A televisão e demais meios de comunicação se prestavam a esse serviço de doutrinação diária azeitados por fartos recursos vindos de grandes grupos empresariais canalizados por meio do Instituto de Pesquisas e Estudos Sociais (Ipes) e do Instituto Brasileira de Ação Democrática (Ibad), em estreita colaboração com a agência de inteligência dos Estados Unidos, a CIA. O principal mensageiro televisivo dos alertas sobre a “manipulação comunista” do governo Goulart era o jornalista Carlos Lacerda. Apesar de afinados ideologicamente com os golpistas, os veículos de comunicação não faziam isso de graça.
Segundo o economista Glycon de Paiva, um dos diretores do Ipes, de 1962 a 1964 foram gastos nesse trabalho de desinformação US$300 mil a cada ano, em valores não corrigidos. Os dados estão no livro O governo João Goulart, as lutas sociais no Brasil 1961-1964, do historiador Moniz Bandeira.
“O Ipes conseguiu estabelecer um sincronizado assalto à opinião pública, por meio de seu relacionamento especial com os mais importantes jornais, rádios e televisões nacionais, como: os Diários Associados (poderosa rede de jornais, rádio e tevê de Assis Chateaubriand, por intermédio de Edmundo Monteiro, seu diretor-geral e líder do Ipes), a Folha de S.Paulo (do grupo de Octavio Frias, associado do Ipes), O Estado de S.Paulo e o Jornal da Tarde (do Grupo Mesquita, ligado ao Ipes, que também possuía a prestigiosa Rádio Eldorado de São Paulo)” relata René Armand Dreifuss no clássico 1964: a conquista do Estado.
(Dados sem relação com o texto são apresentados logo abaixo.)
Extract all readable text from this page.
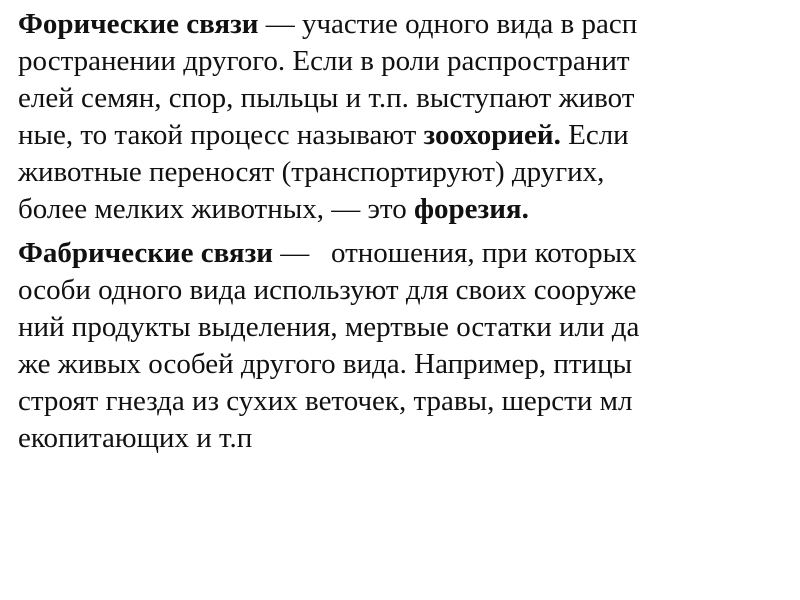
Форические связи — участие одного вида в расп
ространении другого. Если в роли распространит
елей семян, спор, пыльцы и т.п. выступают живот
ные, то такой процесс называют зоохорией. Если
животные переносят (транспортируют) других,
более мелких животных, — это форезия.
Фабрические связи —   отношения, при которых
особи одного вида используют для своих сооруже
ний продукты выделения, мертвые остатки или да
же живых особей другого вида. Например, птицы
строят гнезда из сухих веточек, травы, шерсти мл
екопитающих и т.п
Foi um período longo de preparação do golpe, e quando ele se concretizou a mídia ficou exultante. O Globo estampou manchetes do tipo “Ressurge a democracia”, “Fugiu Goulart e a democracia está sendo restabelecida”. Sob o título “Bravos militares”, o jornal da família Marinho, no dia 2 de abril de 1964, dizia que não se tratava de um movimento partidário: “Dele participaram todos os setores conscientes da vida política brasileira”. O Estadão seguia na mesma toada, enfatizando “o aprofundamento do divórcio entre o governo da República e a opinião pública nacional”.
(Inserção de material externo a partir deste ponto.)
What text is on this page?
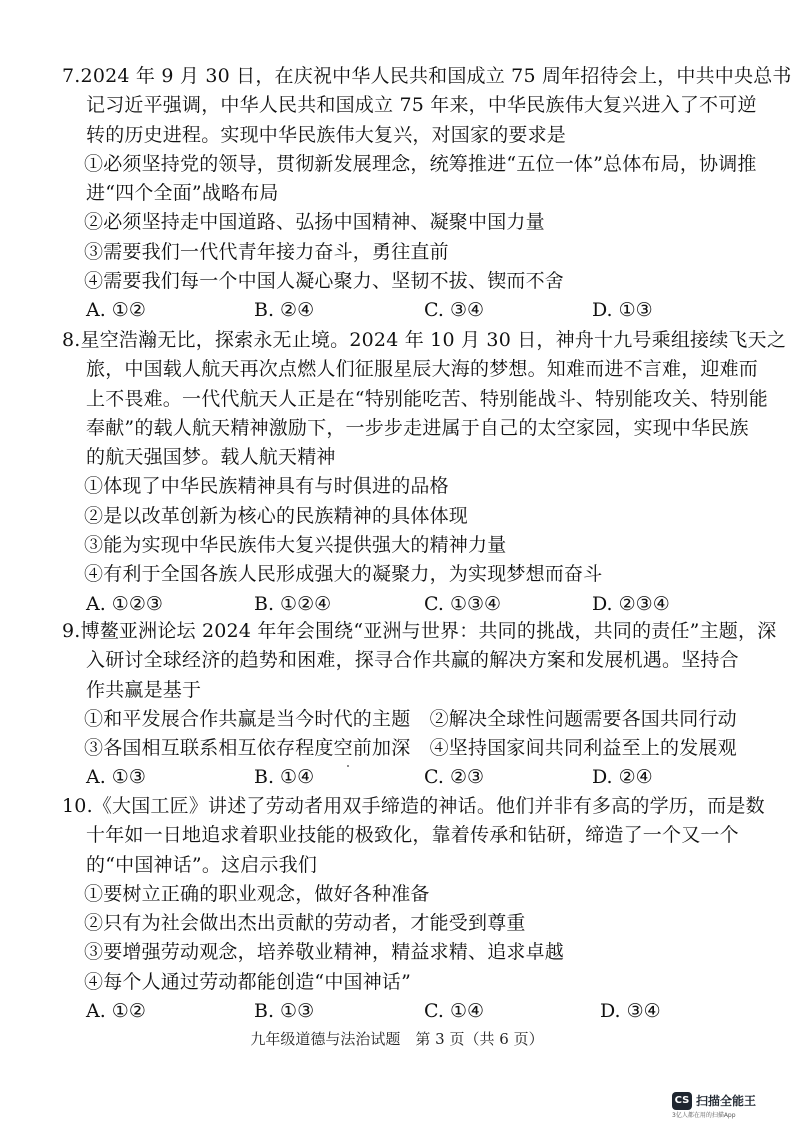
7.2024 年 9 月 30 日，在庆祝中华人民共和国成立 75 周年招待会上，中共中央总书
记习近平强调，中华人民共和国成立 75 年来，中华民族伟大复兴进入了不可逆
转的历史进程。实现中华民族伟大复兴，对国家的要求是
①必须坚持党的领导，贯彻新发展理念，统筹推进“五位一体”总体布局，协调推
进“四个全面”战略布局
②必须坚持走中国道路、弘扬中国精神、凝聚中国力量
③需要我们一代代青年接力奋斗，勇往直前
④需要我们每一个中国人凝心聚力、坚韧不拔、锲而不舍
A. ①②	B. ②④	C. ③④	D. ①③
8.星空浩瀚无比，探索永无止境。2024 年 10 月 30 日，神舟十九号乘组接续飞天之
旅，中国载人航天再次点燃人们征服星辰大海的梦想。知难而进不言难，迎难而
上不畏难。一代代航天人正是在“特别能吃苦、特别能战斗、特别能攻关、特别能
奉献”的载人航天精神激励下，一步步走进属于自己的太空家园，实现中华民族
的航天强国梦。载人航天精神
①体现了中华民族精神具有与时俱进的品格
②是以改革创新为核心的民族精神的具体体现
③能为实现中华民族伟大复兴提供强大的精神力量
④有利于全国各族人民形成强大的凝聚力，为实现梦想而奋斗
A. ①②③	B. ①②④	C. ①③④	D. ②③④
9.博鳌亚洲论坛 2024 年年会围绕“亚洲与世界：共同的挑战，共同的责任”主题，深
入研讨全球经济的趋势和困难，探寻合作共赢的解决方案和发展机遇。坚持合
作共赢是基于
①和平发展合作共赢是当今时代的主题　②解决全球性问题需要各国共同行动
③各国相互联系相互依存程度空前加深　④坚持国家间共同利益至上的发展观
A. ①③	B. ①④	C. ②③	D. ②④
10.《大国工匠》讲述了劳动者用双手缔造的神话。他们并非有多高的学历，而是数
十年如一日地追求着职业技能的极致化，靠着传承和钻研，缔造了一个又一个
的“中国神话”。这启示我们
①要树立正确的职业观念，做好各种准备
②只有为社会做出杰出贡献的劳动者，才能受到尊重
③要增强劳动观念，培养敬业精神，精益求精、追求卓越
④每个人通过劳动都能创造“中国神话”
A. ①②	B. ①③	C. ①④	D. ③④
九年级道德与法治试题　第 3 页（共 6 页）
CS 扫描全能王
3亿人都在用的扫描App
Foram necessários 50 anos para termos a confirmação que o tal divórcio não existia. Pesquisa do Ibope, feita à época, e só agora revelada graças ao trabalho do historiador Luiz Antônio Dias, da PUC de São Paulo mostra que 72% da população brasileira apoiava o governo. Entre os mais pobres, o índice ia para 86%. E se Jango pudesse se candidatar nas eleições seguintes, previstas para 1965, tinha tudo para ser eleito. Pesquisa de março de 1964 dava a ele a maioria das intenções de voto em quase todas as capitais brasileiras. Em São Paulo, a aprovação do seu governo (68%) era superior à do governador Adhemar de Barros (59%) e à do então prefeito da capital, Prestes Maia (38%).
Dados que a mídia nunca mostrou. Para ela interessava apenas construir um imaginário capaz de impulsionar o golpe final contra as instituições democráticas.
Laurindo Lalo Leal Filho é sociólogo e jornalista, é professor de Jornalismo da ECA/USP.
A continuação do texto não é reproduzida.